2012 has been a pivotal year in my photography. During the previous two years I had plans to be exhibited and published but up until 2012 it hadn’t come to fruition. There is one main reason for this, I didn’t have my thing. In 2011 I spent a lot of time shooting street, specifically Borough Market, and I think this was training me to get closer. The market gets very cramped and crowded and I was finding that to get the shots I wanted I needed to be quick and close with my subjects, it also allowed me to move on swiftly and over the year I was getting bolder with my shots.
Then in January 2012 I decided to buy a new camera. Due to a banking error (PPI related) I could afford to step up my equipment and was deciding between a D7000 and a D700. A friend had a D7000 and lent it to me to play with before made my decision. The same day I stepped onto a tube at London Bridge and shot the most important image of my life. I caught the eye of a girl in headphones standing 3 feet away from me in a crowded tube carriage and as I raised my camera to my eye, focussed and took one frame. She continued to hold her gaze, she posed for me. As they say that the first reaction colours your whole approach, this couldn’t have been better, if I ever see her again I will thank her because it gave me the courage to get closer, seek eye contact and capture intense, personal images that a lot of people seem to really like.
That shot not only gave me my thing, it set off a year of pictures which would see my work being described by the Guardian Camera Club as ‘stylish and uncompromising’, win places in three separate exhibitions and have a follow up photography review with Gina Glover where she heaped praise on how far I had come in the 12 months since I first showed her my work.
After that first shot I quickly followed it up with a great portrait of another woman, this time on a bus in Brixton and over the coming months I built up half a dozen close up street portraits.

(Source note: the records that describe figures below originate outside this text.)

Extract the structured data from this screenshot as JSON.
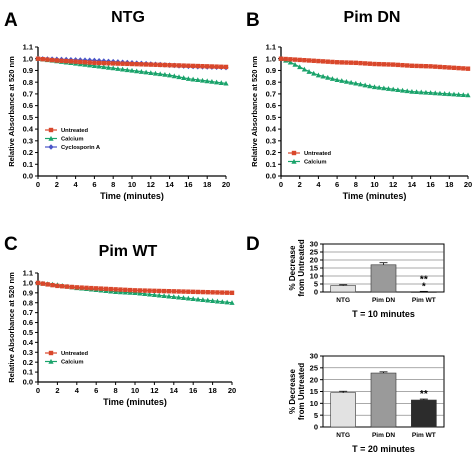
{
  "panels": [
    {
      "letter": "A",
      "title": "NTG",
      "chart_data": {
        "type": "line",
        "xlabel": "Time (minutes)",
        "ylabel": "Relative Absorbance at 520 nm",
        "xlim": [
          0,
          20
        ],
        "ylim": [
          0.0,
          1.1
        ],
        "xticks": [
          "0",
          "2",
          "4",
          "6",
          "8",
          "10",
          "12",
          "14",
          "16",
          "18",
          "20"
        ],
        "yticks": [
          "0.0",
          "0.1",
          "0.2",
          "0.3",
          "0.4",
          "0.5",
          "0.6",
          "0.7",
          "0.8",
          "0.9",
          "1.0",
          "1.1"
        ],
        "legend_position": "bottom-left",
        "series": [
          {
            "name": "Untreated",
            "color": "#d9472b",
            "marker": "square",
            "x": [
              0,
              2,
              4,
              6,
              8,
              10,
              12,
              14,
              16,
              18,
              20
            ],
            "y": [
              1.0,
              0.985,
              0.975,
              0.965,
              0.96,
              0.955,
              0.95,
              0.945,
              0.94,
              0.935,
              0.93
            ]
          },
          {
            "name": "Calcium",
            "color": "#1aa36b",
            "marker": "triangle",
            "x": [
              0,
              2,
              4,
              6,
              8,
              10,
              12,
              14,
              16,
              18,
              20
            ],
            "y": [
              1.0,
              0.98,
              0.96,
              0.94,
              0.92,
              0.9,
              0.88,
              0.86,
              0.83,
              0.81,
              0.79
            ]
          },
          {
            "name": "Cyclosporin A",
            "color": "#4a55c8",
            "marker": "diamond",
            "x": [
              0,
              2,
              4,
              6,
              8,
              10,
              12,
              14,
              16,
              18,
              20
            ],
            "y": [
              1.0,
              0.995,
              0.99,
              0.985,
              0.975,
              0.965,
              0.955,
              0.945,
              0.935,
              0.93,
              0.925
            ]
          }
        ]
      }
    },
    {
      "letter": "B",
      "title": "Pim DN",
      "chart_data": {
        "type": "line",
        "xlabel": "Time (minutes)",
        "ylabel": "Relative Absorbance at 520 nm",
        "xlim": [
          0,
          20
        ],
        "ylim": [
          0.0,
          1.1
        ],
        "xticks": [
          "0",
          "2",
          "4",
          "6",
          "8",
          "10",
          "12",
          "14",
          "16",
          "18",
          "20"
        ],
        "yticks": [
          "0.0",
          "0.1",
          "0.2",
          "0.3",
          "0.4",
          "0.5",
          "0.6",
          "0.7",
          "0.8",
          "0.9",
          "1.0",
          "1.1"
        ],
        "legend_position": "bottom-left",
        "series": [
          {
            "name": "Untreated",
            "color": "#d9472b",
            "marker": "square",
            "x": [
              0,
              2,
              4,
              6,
              8,
              10,
              12,
              14,
              16,
              18,
              20
            ],
            "y": [
              1.0,
              0.99,
              0.98,
              0.97,
              0.965,
              0.955,
              0.95,
              0.94,
              0.935,
              0.925,
              0.915
            ]
          },
          {
            "name": "Calcium",
            "color": "#1aa36b",
            "marker": "triangle",
            "x": [
              0,
              1,
              2,
              3,
              4,
              6,
              8,
              10,
              12,
              14,
              16,
              18,
              20
            ],
            "y": [
              1.0,
              0.97,
              0.93,
              0.89,
              0.86,
              0.82,
              0.79,
              0.76,
              0.74,
              0.72,
              0.71,
              0.7,
              0.69
            ]
          }
        ]
      }
    },
    {
      "letter": "C",
      "title": "Pim WT",
      "chart_data": {
        "type": "line",
        "xlabel": "Time (minutes)",
        "ylabel": "Relative Absorbance at 520 nm",
        "xlim": [
          0,
          20
        ],
        "ylim": [
          0.0,
          1.1
        ],
        "xticks": [
          "0",
          "2",
          "4",
          "6",
          "8",
          "10",
          "12",
          "14",
          "16",
          "18",
          "20"
        ],
        "yticks": [
          "0.0",
          "0.1",
          "0.2",
          "0.3",
          "0.4",
          "0.5",
          "0.6",
          "0.7",
          "0.8",
          "0.9",
          "1.0",
          "1.1"
        ],
        "legend_position": "bottom-left",
        "series": [
          {
            "name": "Untreated",
            "color": "#d9472b",
            "marker": "square",
            "x": [
              0,
              2,
              4,
              6,
              8,
              10,
              12,
              14,
              16,
              18,
              20
            ],
            "y": [
              1.0,
              0.97,
              0.955,
              0.945,
              0.935,
              0.925,
              0.92,
              0.915,
              0.91,
              0.905,
              0.9
            ]
          },
          {
            "name": "Calcium",
            "color": "#1aa36b",
            "marker": "triangle",
            "x": [
              0,
              2,
              4,
              6,
              8,
              10,
              12,
              14,
              16,
              18,
              20
            ],
            "y": [
              1.0,
              0.98,
              0.95,
              0.93,
              0.91,
              0.9,
              0.88,
              0.86,
              0.84,
              0.82,
              0.8
            ]
          }
        ]
      }
    },
    {
      "letter": "D",
      "title": "",
      "chart_data": [
        {
          "type": "bar",
          "caption": "T = 10 minutes",
          "ylabel": "% Decrease from Untreated",
          "ylim": [
            0,
            30
          ],
          "yticks": [
            "0",
            "5",
            "10",
            "15",
            "20",
            "25",
            "30"
          ],
          "categories": [
            "NTG",
            "Pim DN",
            "Pim WT"
          ],
          "values": [
            4.0,
            17.0,
            0.2
          ],
          "errors": [
            0.5,
            1.3,
            0.2
          ],
          "colors": [
            "#e2e2e2",
            "#9a9a9a",
            "#2c2c2c"
          ],
          "annotations": [
            {
              "category": "Pim WT",
              "text": "**\n*"
            }
          ]
        },
        {
          "type": "bar",
          "caption": "T = 20 minutes",
          "ylabel": "% Decrease from Untreated",
          "ylim": [
            0,
            30
          ],
          "yticks": [
            "0",
            "5",
            "10",
            "15",
            "20",
            "25",
            "30"
          ],
          "categories": [
            "NTG",
            "Pim DN",
            "Pim WT"
          ],
          "values": [
            14.5,
            22.8,
            11.4
          ],
          "errors": [
            0.6,
            0.5,
            0.4
          ],
          "colors": [
            "#e2e2e2",
            "#9a9a9a",
            "#2c2c2c"
          ],
          "annotations": [
            {
              "category": "Pim WT",
              "text": "**"
            }
          ]
        }
      ]
    }
  ]
}
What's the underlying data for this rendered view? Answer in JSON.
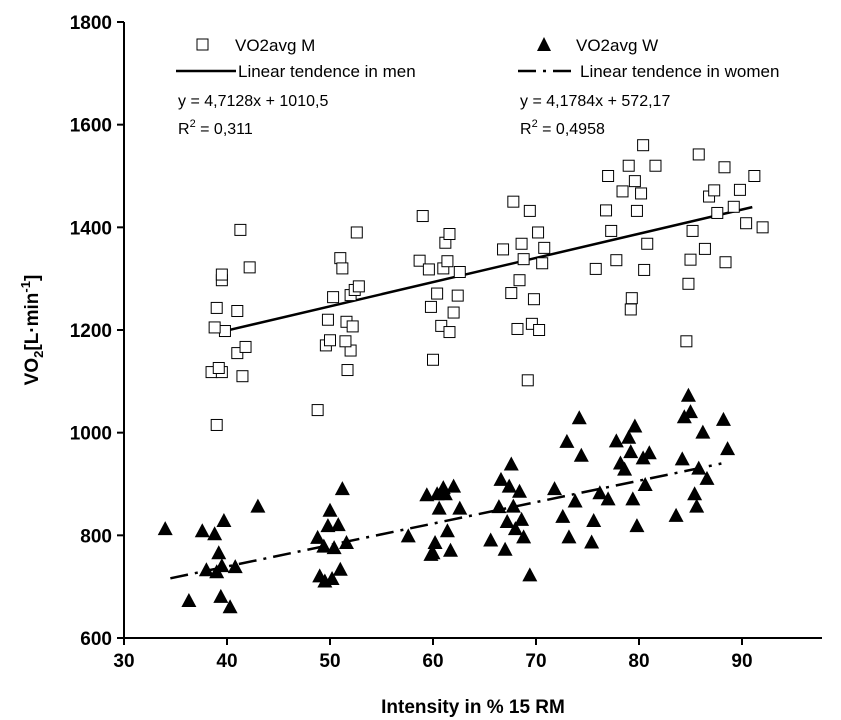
{
  "chart_data": {
    "type": "scatter",
    "xlabel": "Intensity in % 15 RM",
    "ylabel_main": "VO",
    "ylabel_sub": "2",
    "ylabel_mid": "[L·min",
    "ylabel_sup": "-1",
    "ylabel_end": "]",
    "xlim": [
      30,
      95
    ],
    "ylim": [
      600,
      1800
    ],
    "xticks": [
      "30",
      "40",
      "50",
      "60",
      "70",
      "80",
      "90"
    ],
    "yticks": [
      "600",
      "800",
      "1000",
      "1200",
      "1400",
      "1600",
      "1800"
    ],
    "legend": {
      "men_points": "VO2avg M",
      "women_points": "VO2avg W",
      "men_line": "Linear tendence in men",
      "women_line": "Linear tendence in women"
    },
    "equations": {
      "men": "y = 4,7128x + 1010,5",
      "men_r2_prefix": "R",
      "men_r2_sup": "2",
      "men_r2_value": " = 0,311",
      "women": "y = 4,1784x + 572,17",
      "women_r2_prefix": "R",
      "women_r2_sup": "2",
      "women_r2_value": " = 0,4958"
    },
    "trendlines": {
      "men": {
        "slope": 4.7128,
        "intercept": 1010.5,
        "x_range": [
          39.5,
          91
        ]
      },
      "women": {
        "slope": 4.1784,
        "intercept": 572.17,
        "x_range": [
          34.5,
          88
        ]
      }
    },
    "series": [
      {
        "marker": "open-square",
        "points": [
          [
            39,
            1015
          ],
          [
            38.5,
            1118
          ],
          [
            39.5,
            1118
          ],
          [
            39.2,
            1126
          ],
          [
            39.8,
            1198
          ],
          [
            38.8,
            1205
          ],
          [
            39,
            1243
          ],
          [
            39.5,
            1297
          ],
          [
            39.5,
            1308
          ],
          [
            41,
            1155
          ],
          [
            41.5,
            1110
          ],
          [
            41.8,
            1167
          ],
          [
            41,
            1237
          ],
          [
            41.3,
            1395
          ],
          [
            42.2,
            1322
          ],
          [
            48.8,
            1044
          ],
          [
            49.6,
            1170
          ],
          [
            50,
            1180
          ],
          [
            49.8,
            1220
          ],
          [
            50.3,
            1264
          ],
          [
            51,
            1340
          ],
          [
            51.2,
            1320
          ],
          [
            51.7,
            1122
          ],
          [
            52,
            1160
          ],
          [
            51.5,
            1178
          ],
          [
            51.6,
            1216
          ],
          [
            52.2,
            1207
          ],
          [
            52,
            1268
          ],
          [
            52.4,
            1278
          ],
          [
            52.8,
            1285
          ],
          [
            52.6,
            1390
          ],
          [
            58.7,
            1335
          ],
          [
            59,
            1422
          ],
          [
            59.6,
            1318
          ],
          [
            60,
            1142
          ],
          [
            59.8,
            1245
          ],
          [
            60.4,
            1271
          ],
          [
            60.8,
            1208
          ],
          [
            61,
            1320
          ],
          [
            61.2,
            1370
          ],
          [
            61.4,
            1334
          ],
          [
            61.6,
            1387
          ],
          [
            61.6,
            1196
          ],
          [
            62,
            1234
          ],
          [
            62.4,
            1267
          ],
          [
            62.6,
            1313
          ],
          [
            66.8,
            1357
          ],
          [
            67.6,
            1272
          ],
          [
            67.8,
            1450
          ],
          [
            68.2,
            1202
          ],
          [
            68.4,
            1297
          ],
          [
            68.6,
            1368
          ],
          [
            68.8,
            1338
          ],
          [
            69.2,
            1102
          ],
          [
            69.4,
            1432
          ],
          [
            69.6,
            1212
          ],
          [
            69.8,
            1260
          ],
          [
            70.2,
            1390
          ],
          [
            70.3,
            1200
          ],
          [
            70.6,
            1330
          ],
          [
            70.8,
            1360
          ],
          [
            75.8,
            1319
          ],
          [
            76.8,
            1433
          ],
          [
            77,
            1500
          ],
          [
            77.3,
            1393
          ],
          [
            77.8,
            1336
          ],
          [
            78.4,
            1470
          ],
          [
            79,
            1520
          ],
          [
            79.2,
            1240
          ],
          [
            79.3,
            1262
          ],
          [
            79.6,
            1490
          ],
          [
            79.8,
            1432
          ],
          [
            80.2,
            1466
          ],
          [
            80.4,
            1560
          ],
          [
            80.5,
            1317
          ],
          [
            80.8,
            1368
          ],
          [
            81.6,
            1520
          ],
          [
            84.6,
            1178
          ],
          [
            84.8,
            1290
          ],
          [
            85,
            1337
          ],
          [
            85.2,
            1393
          ],
          [
            85.8,
            1542
          ],
          [
            86.4,
            1358
          ],
          [
            86.8,
            1460
          ],
          [
            87.3,
            1472
          ],
          [
            87.6,
            1428
          ],
          [
            88.3,
            1517
          ],
          [
            88.4,
            1332
          ],
          [
            89.2,
            1440
          ],
          [
            89.8,
            1473
          ],
          [
            90.4,
            1408
          ],
          [
            91.2,
            1500
          ],
          [
            92,
            1400
          ]
        ]
      },
      {
        "marker": "filled-triangle",
        "points": [
          [
            34,
            812
          ],
          [
            36.3,
            672
          ],
          [
            37.6,
            808
          ],
          [
            38,
            732
          ],
          [
            38.8,
            802
          ],
          [
            39,
            728
          ],
          [
            39.2,
            765
          ],
          [
            39.4,
            680
          ],
          [
            39.5,
            740
          ],
          [
            39.7,
            828
          ],
          [
            40.3,
            660
          ],
          [
            40.8,
            738
          ],
          [
            43,
            856
          ],
          [
            48.8,
            795
          ],
          [
            49,
            720
          ],
          [
            49.4,
            778
          ],
          [
            49.5,
            710
          ],
          [
            49.8,
            818
          ],
          [
            50,
            848
          ],
          [
            50.2,
            715
          ],
          [
            50.4,
            775
          ],
          [
            50.8,
            820
          ],
          [
            51,
            733
          ],
          [
            51.2,
            890
          ],
          [
            51.6,
            785
          ],
          [
            57.6,
            798
          ],
          [
            59.4,
            878
          ],
          [
            59.8,
            762
          ],
          [
            60,
            765
          ],
          [
            60.2,
            785
          ],
          [
            60.4,
            880
          ],
          [
            60.6,
            852
          ],
          [
            61,
            892
          ],
          [
            61.2,
            880
          ],
          [
            61.4,
            808
          ],
          [
            61.7,
            770
          ],
          [
            62,
            895
          ],
          [
            62.6,
            852
          ],
          [
            65.6,
            790
          ],
          [
            66.4,
            855
          ],
          [
            66.6,
            908
          ],
          [
            67,
            772
          ],
          [
            67.2,
            826
          ],
          [
            67.4,
            895
          ],
          [
            67.6,
            938
          ],
          [
            67.8,
            856
          ],
          [
            68,
            812
          ],
          [
            68.4,
            885
          ],
          [
            68.6,
            830
          ],
          [
            68.8,
            796
          ],
          [
            69.4,
            722
          ],
          [
            71.8,
            890
          ],
          [
            72.6,
            836
          ],
          [
            73,
            982
          ],
          [
            73.2,
            796
          ],
          [
            73.8,
            866
          ],
          [
            74.2,
            1028
          ],
          [
            74.4,
            955
          ],
          [
            75.4,
            786
          ],
          [
            75.6,
            828
          ],
          [
            76.2,
            882
          ],
          [
            77,
            870
          ],
          [
            77.8,
            983
          ],
          [
            78.2,
            940
          ],
          [
            78.6,
            928
          ],
          [
            79,
            990
          ],
          [
            79.2,
            962
          ],
          [
            79.4,
            870
          ],
          [
            79.6,
            1012
          ],
          [
            79.8,
            818
          ],
          [
            80.4,
            950
          ],
          [
            80.6,
            898
          ],
          [
            81,
            960
          ],
          [
            83.6,
            838
          ],
          [
            84.2,
            948
          ],
          [
            84.4,
            1030
          ],
          [
            84.8,
            1072
          ],
          [
            85,
            1040
          ],
          [
            85.4,
            880
          ],
          [
            85.6,
            856
          ],
          [
            85.8,
            930
          ],
          [
            86.2,
            1000
          ],
          [
            86.6,
            910
          ],
          [
            88.2,
            1025
          ],
          [
            88.6,
            968
          ]
        ]
      }
    ]
  }
}
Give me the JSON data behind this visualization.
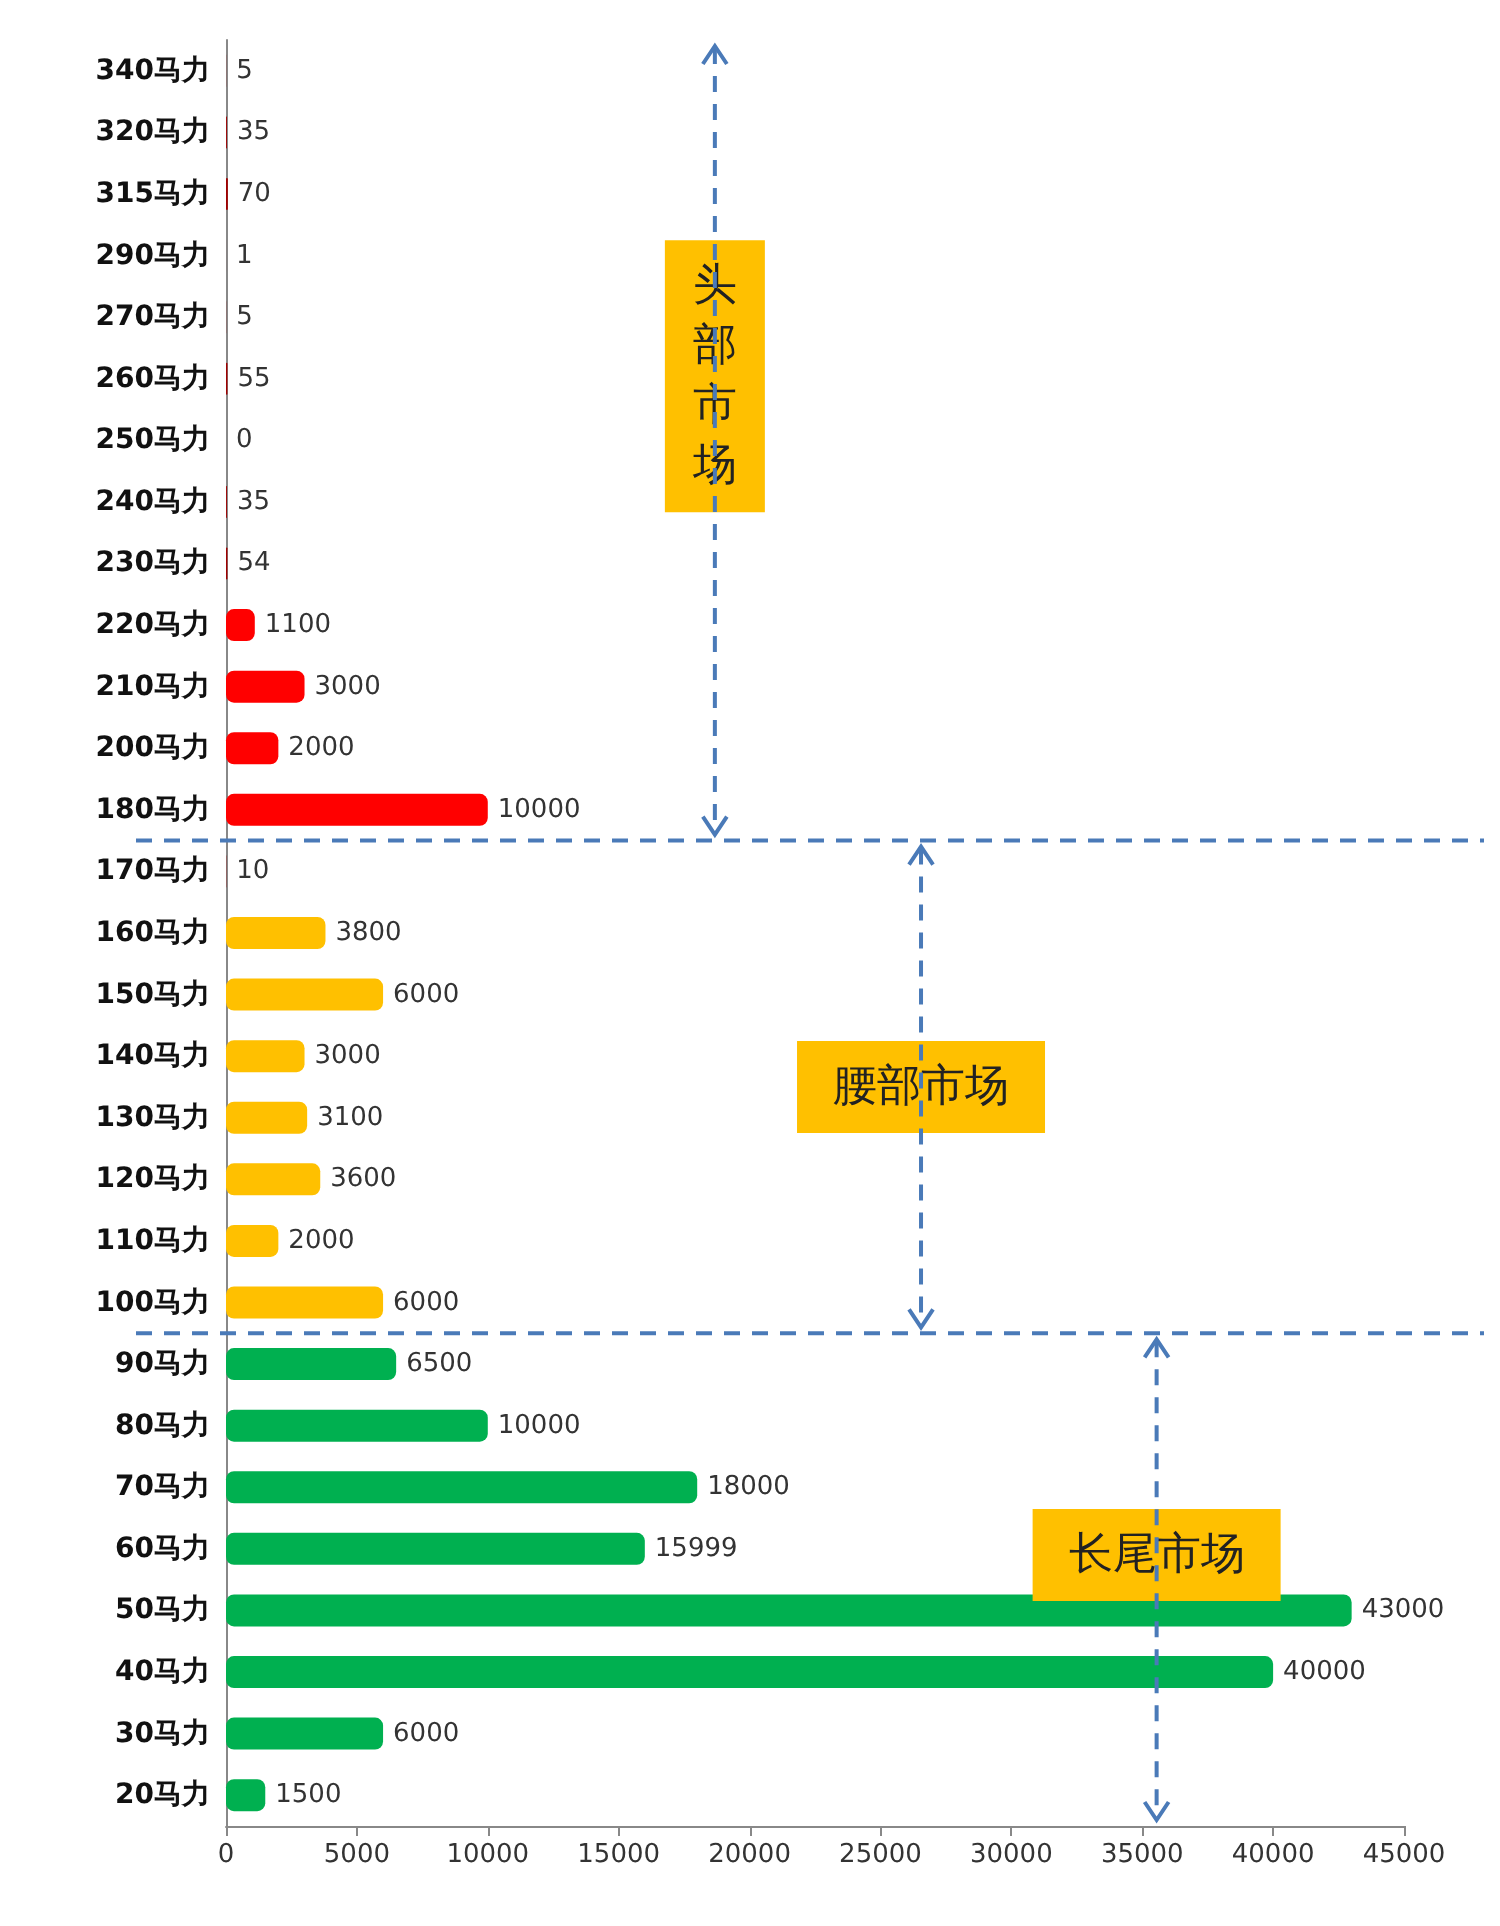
{
  "chart_data": {
    "type": "bar",
    "orientation": "horizontal",
    "categories": [
      "340马力",
      "320马力",
      "315马力",
      "290马力",
      "270马力",
      "260马力",
      "250马力",
      "240马力",
      "230马力",
      "220马力",
      "210马力",
      "200马力",
      "180马力",
      "170马力",
      "160马力",
      "150马力",
      "140马力",
      "130马力",
      "120马力",
      "110马力",
      "100马力",
      "90马力",
      "80马力",
      "70马力",
      "60马力",
      "50马力",
      "40马力",
      "30马力",
      "20马力"
    ],
    "values": [
      5,
      35,
      70,
      1,
      5,
      55,
      0,
      35,
      54,
      1100,
      3000,
      2000,
      10000,
      10,
      3800,
      6000,
      3000,
      3100,
      3600,
      2000,
      6000,
      6500,
      10000,
      18000,
      15999,
      43000,
      40000,
      6000,
      1500
    ],
    "colors": [
      "#a00000",
      "#a00000",
      "#a00000",
      "#a00000",
      "#a00000",
      "#a00000",
      "#a00000",
      "#a00000",
      "#a00000",
      "#ff0000",
      "#ff0000",
      "#ff0000",
      "#ff0000",
      "#a00000",
      "#ffc000",
      "#ffc000",
      "#ffc000",
      "#ffc000",
      "#ffc000",
      "#ffc000",
      "#ffc000",
      "#00b050",
      "#00b050",
      "#00b050",
      "#00b050",
      "#00b050",
      "#00b050",
      "#00b050",
      "#00b050"
    ],
    "xlim": [
      0,
      45000
    ],
    "xticks": [
      0,
      5000,
      10000,
      15000,
      20000,
      25000,
      30000,
      35000,
      40000,
      45000
    ],
    "data_labels": true,
    "annotations": [
      "头部市场",
      "腰部市场",
      "长尾市场"
    ]
  }
}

Also in May I moved jobs and my commute was extended to take in London Bridge to Angel and it was here that I captured some great images of tube life. The great thing about tube stations is that they are not only platforms but also stages, lit (in London Bridge’s case) by spotlights and full of subjects from every walk of life. It was these images that caught the attention of the Guardian Camera Club who reviewed a portfolio of 6 images that I submitted to their Flickr group.
It was also on Flickr that I submitted some pictures to a competition ran by The Horniman Museum called ‘The London Look Photography Challenge’ and the first image I took in January was selected out of over 300 images to become one of 14 images exhibited in the Museum.
Shortly after that the tube images that II submitted to the London Independent Photographers member show were shortlisted and they chose two to be exhibited in The Strand Gallery near Charing Cross. Then to round off a great year Photofusion in Brixton chose another close up portrait taken on the Victoria Line for their AMPS Salon show in December.
I want to continue with tube life images and after a brief experiment with Blurb books I want to launch a number of books on different subjects. In addition to the close up portraits, I have continued to shoot London landscapes, street and also experimented a little with traditional portraiture. I plan to submit my work to a lot more magazines and competitions, and to push my style out to as many different avenues as possible. After seeing what I can achieve in one year, and knowing I could do so much more, I can see a creatively prosperous future for my photography.